Another study from 2018, "Does Counting Emotion Words on Online Social Networks Provide a Window Into People’s Subjective Experience of Emotion? A Case Study on Facebook", showed no relationship between LIWC word percentage and self-reported affect; however, human judges reading the posts were able to predict affect poorly but meaningfully (correlations around 0.15.) They summarize their results (for 185 college students) by quoting Pennebaker et al (2003):

Virtually every psychologically based text analysis approach has started from the assumption that we can detect peoples’ emotional states by studying the emotion words they use... [but] in reviewing the various word use studies, it is striking how weakly emotion words predict people’s emotional state... taken together, it is our sense that emotion researchers should hesitate before embarking on studies that rely exclusively on the natural production of emotion words. (p. 571)

Finally, "Emotional States vs. Emotional Words in Social Media" (2015) found similar weak (~0.15) correlations between affective ratings and LIWC scores across 515 Facebook users:

...although we found a reliable correlation between negative affect on the PANAS and negative sentiment as measured by LIWC for Facebook status updates, at best the LIWC scores account for 4.2 percent of the variance in one’s reported negative affect.

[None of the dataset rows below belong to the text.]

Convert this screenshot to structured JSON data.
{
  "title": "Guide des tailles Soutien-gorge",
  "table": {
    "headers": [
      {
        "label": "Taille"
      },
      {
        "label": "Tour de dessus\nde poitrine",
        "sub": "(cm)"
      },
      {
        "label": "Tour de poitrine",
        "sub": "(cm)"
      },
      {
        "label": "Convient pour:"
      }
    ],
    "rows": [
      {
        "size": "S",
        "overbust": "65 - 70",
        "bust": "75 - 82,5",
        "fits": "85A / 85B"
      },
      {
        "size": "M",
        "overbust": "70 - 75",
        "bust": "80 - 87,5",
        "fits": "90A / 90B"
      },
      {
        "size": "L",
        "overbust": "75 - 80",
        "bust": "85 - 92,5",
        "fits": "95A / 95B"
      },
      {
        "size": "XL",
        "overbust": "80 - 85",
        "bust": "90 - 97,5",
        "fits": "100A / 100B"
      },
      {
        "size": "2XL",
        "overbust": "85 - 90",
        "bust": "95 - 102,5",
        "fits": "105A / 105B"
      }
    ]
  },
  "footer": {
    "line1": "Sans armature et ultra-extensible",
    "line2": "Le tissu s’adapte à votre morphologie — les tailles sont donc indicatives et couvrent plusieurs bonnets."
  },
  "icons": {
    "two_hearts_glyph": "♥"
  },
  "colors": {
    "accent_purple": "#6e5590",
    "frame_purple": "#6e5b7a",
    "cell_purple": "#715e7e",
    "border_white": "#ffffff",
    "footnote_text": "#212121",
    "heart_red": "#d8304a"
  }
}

Their analysis corroborates that 6 months of data is required, and suggests that this kind of analysis really only makes sense for a small subset of self-reported 'highly emotionally expressive' people.

The conclusion is clear– in no way are changes in a week's worth of LIWC emotion word data indicative of any underlying emotional changes in Facebook users.  Even over long time scales, positive words seem meaningless as a predictive tool of underlying emotional state.

Finally

The Facebook Emotion Contagion study shows incredibly small changes in emotion word rates from an invasive intervention.  These changes seem to be explained largely by common usage patterns (a typical user will post an infrequent, congratulatory post on a positive personal announcement); for the unaccounted difference that remains, there is substantial evidence refuting the idea that LIWC word choice captures anything meaningful about a user's emotional state.  For even the most severe manipulations, we cannot trace a causal pathway through user emotional.

For such a simple study, it is remarkably hard work to contextualize for typical Facebook users.  The paper uses statistical techniques that increase the probability of finding an effect at the expense of obscuring how large of an effect occurs at what intensity of intervention and for whom.  The point estimates we're given are reweighted by intervention type and averaged over an uneven distribution of users.

That makes our job– to contextualize the meaningful implications– significantly harder.  Effect size matters.  Missing this nuance not only can create a media firestorm over a totally benign intervention, it can also undermine the scientific value of the research.

*  ∫x*p(x) from .1 to .9, where p(x) = x / (∫x from .1 to 0.9) to normalize it so it's a probability distribution with area 1.